After κ.CART infusion, a transient decline in total B cell numbers and in the κ/λ ratio in MM patients (n = 8, paired Student’s t test) was observed (A). In general, there was a decrease in the mean fluorescence intensity of κ light chain expression during the first 2 weeks after κ.CART infusion; data from 1 representative patient are shown in B, with κ.CART expansion data in the top panel and κ light chain expression data in the bottom panels. Numbers in the dot plots correspond to the percentage of CD19⁺ (upper left quadrant) and CD3⁺ (lower right quadrant) PBMCs; histogram shows the distribution of the intensity of surface κ light chain staining in CD19⁺ PBMCs, highlighting the κ^– (left peak) and κ⁺ (right peak) population, at each of the time points depicted. Inflammatory cytokines levels (shown for IL-6) increased modestly after κ.CART infusion (C), in both NHL (n = 17 infusions) and MM (n = 10 infusions) patients (paired Student’s t test), and no clinical evidence of CRS was observed. There was no significant generation of HAMAs after κ.CART infusion (D).
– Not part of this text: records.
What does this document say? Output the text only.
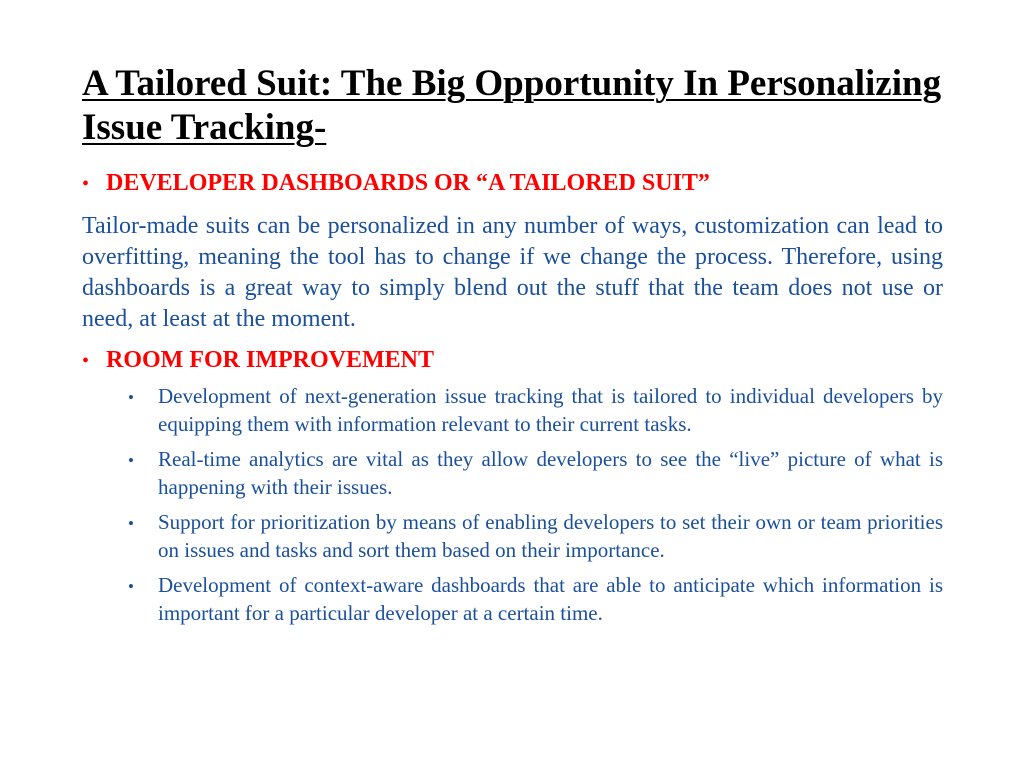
A Tailored Suit: The Big Opportunity In Personalizing Issue Tracking-
• DEVELOPER DASHBOARDS OR “A TAILORED SUIT”

Tailor-made suits can be personalized in any number of ways, customization can lead to overfitting, meaning the tool has to change if we change the process. Therefore, using dashboards is a great way to simply blend out the stuff that the team does not use or need, at least at the moment.

• ROOM FOR IMPROVEMENT
•	Development of next-generation issue tracking that is tailored to individual developers by equipping them with information relevant to their current tasks.
•	Real-time analytics are vital as they allow developers to see the “live” picture of what is happening with their issues.
•	Support for prioritization by means of enabling developers to set their own or team priorities on issues and tasks and sort them based on their importance.
•	Development of context-aware dashboards that are able to anticipate which information is important for a particular developer at a certain time.
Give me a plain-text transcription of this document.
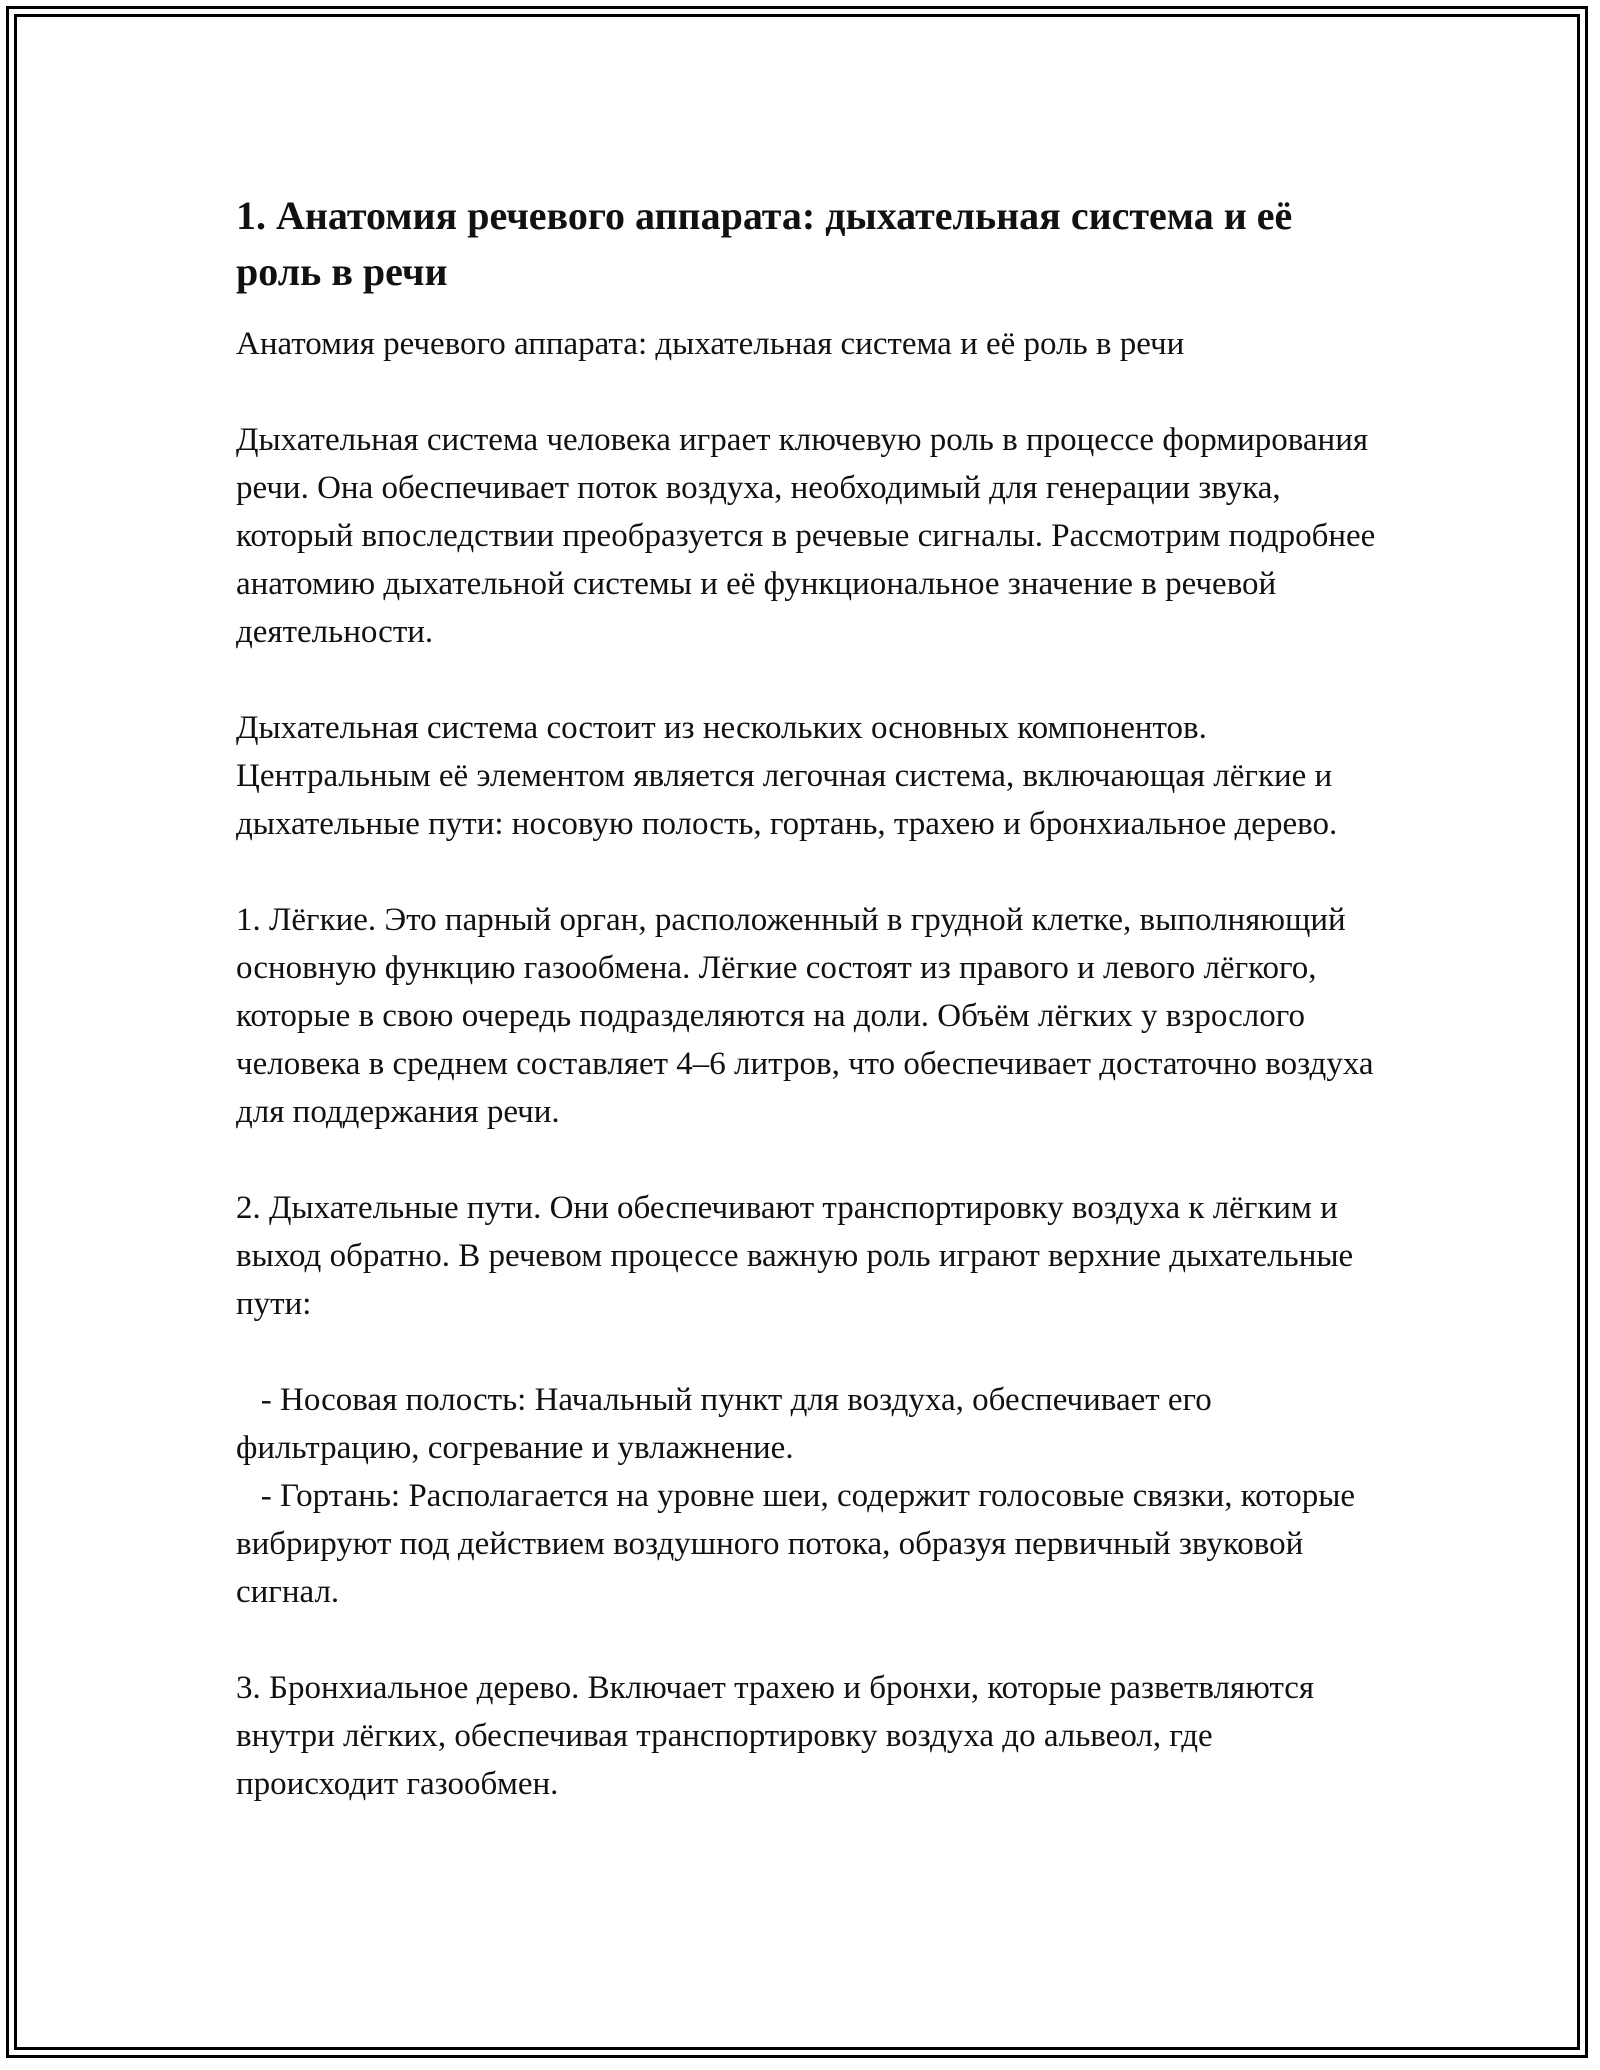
1. Анатомия речевого аппарата: дыхательная система и её роль в речи

Анатомия речевого аппарата: дыхательная система и её роль в речи

Дыхательная система человека играет ключевую роль в процессе формирования речи. Она обеспечивает поток воздуха, необходимый для генерации звука, который впоследствии преобразуется в речевые сигналы. Рассмотрим подробнее анатомию дыхательной системы и её функциональное значение в речевой деятельности.

Дыхательная система состоит из нескольких основных компонентов. Центральным её элементом является легочная система, включающая лёгкие и дыхательные пути: носовую полость, гортань, трахею и бронхиальное дерево.

1. Лёгкие. Это парный орган, расположенный в грудной клетке, выполняющий основную функцию газообмена. Лёгкие состоят из правого и левого лёгкого, которые в свою очередь подразделяются на доли. Объём лёгких у взрослого человека в среднем составляет 4–6 литров, что обеспечивает достаточно воздуха для поддержания речи.

2. Дыхательные пути. Они обеспечивают транспортировку воздуха к лёгким и выход обратно. В речевом процессе важную роль играют верхние дыхательные пути:

- Носовая полость: Начальный пункт для воздуха, обеспечивает его фильтрацию, согревание и увлажнение.
- Гортань: Располагается на уровне шеи, содержит голосовые связки, которые вибрируют под действием воздушного потока, образуя первичный звуковой сигнал.

3. Бронхиальное дерево. Включает трахею и бронхи, которые разветвляются внутри лёгких, обеспечивая транспортировку воздуха до альвеол, где происходит газообмен.
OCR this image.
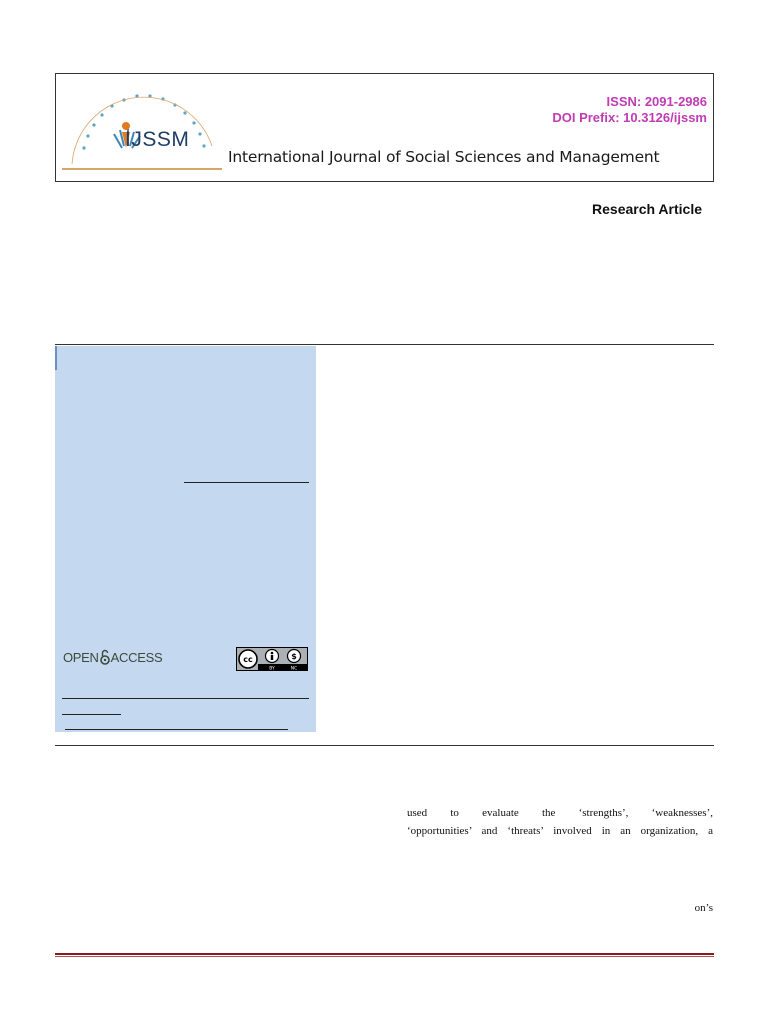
IJSSM
ISSN: 2091-2986
DOI Prefix: 10.3126/ijssm
International Journal of Social Sciences and Management
Research Article
OPEN ACCESS	cc	$
BY	NC
used to evaluate the ‘strengths’, ‘weaknesses’,
‘opportunities’ and ‘threats’ involved in an organization, a
on’s
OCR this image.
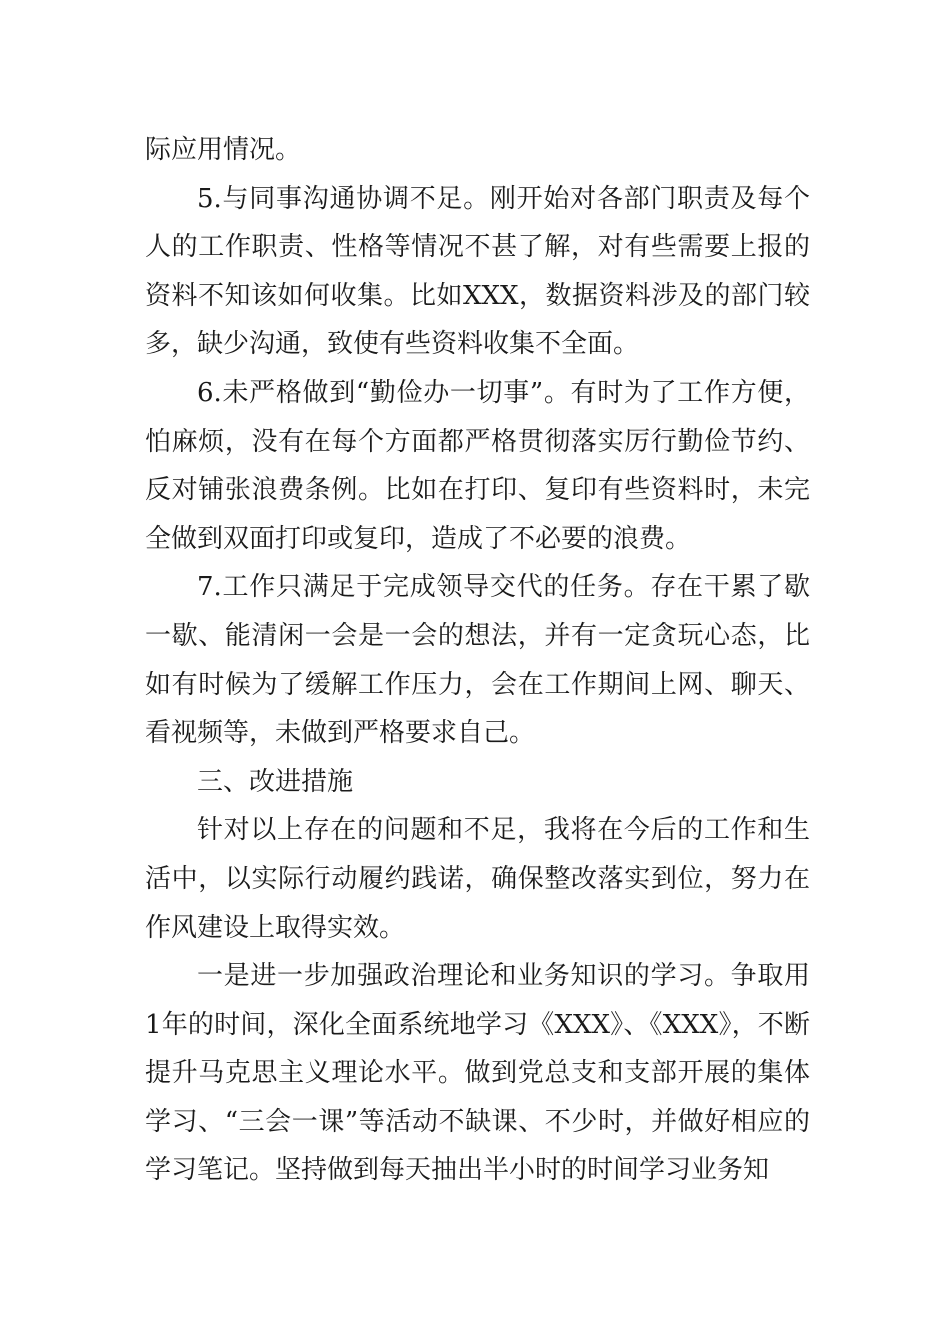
际应用情况。

5.与同事沟通协调不足。刚开始对各部门职责及每个人的工作职责、性格等情况不甚了解，对有些需要上报的资料不知该如何收集。比如XXX，数据资料涉及的部门较多，缺少沟通，致使有些资料收集不全面。

6.未严格做到“勤俭办一切事”。有时为了工作方便，怕麻烦，没有在每个方面都严格贯彻落实厉行勤俭节约、反对铺张浪费条例。比如在打印、复印有些资料时，未完全做到双面打印或复印，造成了不必要的浪费。

7.工作只满足于完成领导交代的任务。存在干累了歇一歇、能清闲一会是一会的想法，并有一定贪玩心态，比如有时候为了缓解工作压力，会在工作期间上网、聊天、看视频等，未做到严格要求自己。

三、改进措施

针对以上存在的问题和不足，我将在今后的工作和生活中，以实际行动履约践诺，确保整改落实到位，努力在作风建设上取得实效。

一是进一步加强政治理论和业务知识的学习。争取用1年的时间，深化全面系统地学习《XXX》、《XXX》，不断提升马克思主义理论水平。做到党总支和支部开展的集体学习、“三会一课”等活动不缺课、不少时，并做好相应的学习笔记。坚持做到每天抽出半小时的时间学习业务知
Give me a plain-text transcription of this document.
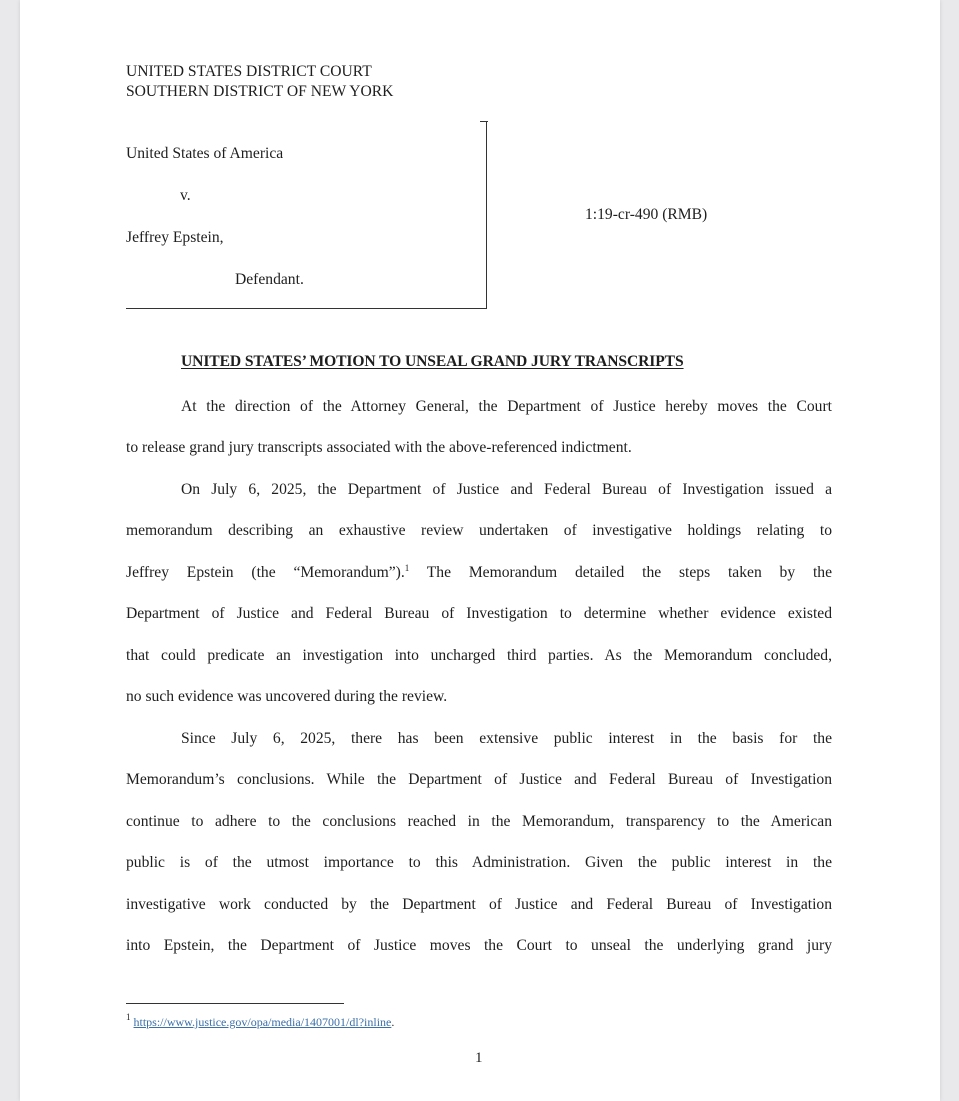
UNITED STATES DISTRICT COURT
SOUTHERN DISTRICT OF NEW YORK
United States of America
v.
Jeffrey Epstein,
Defendant.
1:19-cr-490 (RMB)
UNITED STATES’ MOTION TO UNSEAL GRAND JURY TRANSCRIPTS
At the direction of the Attorney General, the Department of Justice hereby moves the Court
to release grand jury transcripts associated with the above-referenced indictment.
On July 6, 2025, the Department of Justice and Federal Bureau of Investigation issued a
memorandum describing an exhaustive review undertaken of investigative holdings relating to
Jeffrey Epstein (the “Memorandum”).$^1$ The Memorandum detailed the steps taken by the
Department of Justice and Federal Bureau of Investigation to determine whether evidence existed
that could predicate an investigation into uncharged third parties. As the Memorandum concluded,
no such evidence was uncovered during the review.
Since July 6, 2025, there has been extensive public interest in the basis for the
Memorandum’s conclusions. While the Department of Justice and Federal Bureau of Investigation
continue to adhere to the conclusions reached in the Memorandum, transparency to the American
public is of the utmost importance to this Administration. Given the public interest in the
investigative work conducted by the Department of Justice and Federal Bureau of Investigation
into Epstein, the Department of Justice moves the Court to unseal the underlying grand jury
$^1$ https://www.justice.gov/opa/media/1407001/dl?inline.
1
Figure 4. Patient 2 achieved a durable CR after 2 infusions of κ.CARTs.

Patient 2 had transformed follicular lymphoma (FL) with active disease in the neck 4 weeks after receiving 1 dose of bendamustine, as documented in the preinfusion PET/CT scan, which showed a hypermetabolic 7.2 × 3.4-cm left anterior mass (circled) and a hypermetabolic 1.7 × 1-cm left paratracheal lymph node. Six weeks after the first infusion of κ.CARTs, a PET/CT scan showed a PR, with a decrease in the activity and size of the mass (2.4 × 0.8 cm) and lymph node (1.3 × 0.6 cm). Another PET scan obtained after a second infusion was consistent with a CR. This patient has been without evidence of disease for almost 3 years.

Figure 5. Patient 9 achieved a transient CR after 3 infusions of κ.CARTs.

Patient 9 had transformed FL with active disease in the retroperitoneum and pelvis, including a 2.1 × 1.2-cm left external iliac lymph node near the anterior aspect of the left acetabulum, with a standard uptake value (SUV) of 8.5 (bottom row) and a 1 × 1-cm posterior left common iliac chain lymph node, with an SUV of 4.4 (top row). Six weeks after the first infusion of κ.CARTs, a repeat PET/CT scan showed interval improvement in uptake and, to a lesser degree, in the size of multiple lymph nodes, including mild interval improvement in uptake (SUV 5.5) and size (2 × 0.9-cm) in the external iliac lymph node and improved uptake (SUV 3.4) and a slight decrease in the size of the common iliac lymph node. Six weeks after the second infusion of κ.CARTs, we observed a significant response with what appeared to be residual disease within the left pelvic lymph nodes, with the external iliac lymph node that had remained stable in size but had decreased to an SUV of 2.9 and the common iliac lymph node with an SUV of 2.2. Six weeks after the third infusion of κ.CARTs, there was a decrease in the size (the external iliac lymph node was 1.7 × 0.9 cm) and resolution of the previous uptake within the left pelvic lymph nodes and normal uptake elsewhere, consistent with a CR.

Figure 6. Patient 7 had stabilization of disease after 2 infusions of κ.CARTs.

Patient 7 had active IgG MM at the time of κ.CART infusion. Afterward, she had a slow decrease (SD) in her monoclonal protein levels and improvement in her hemoglobin levels, which continued for 2 years, when she had evidence of disease progression. κLC, light chain.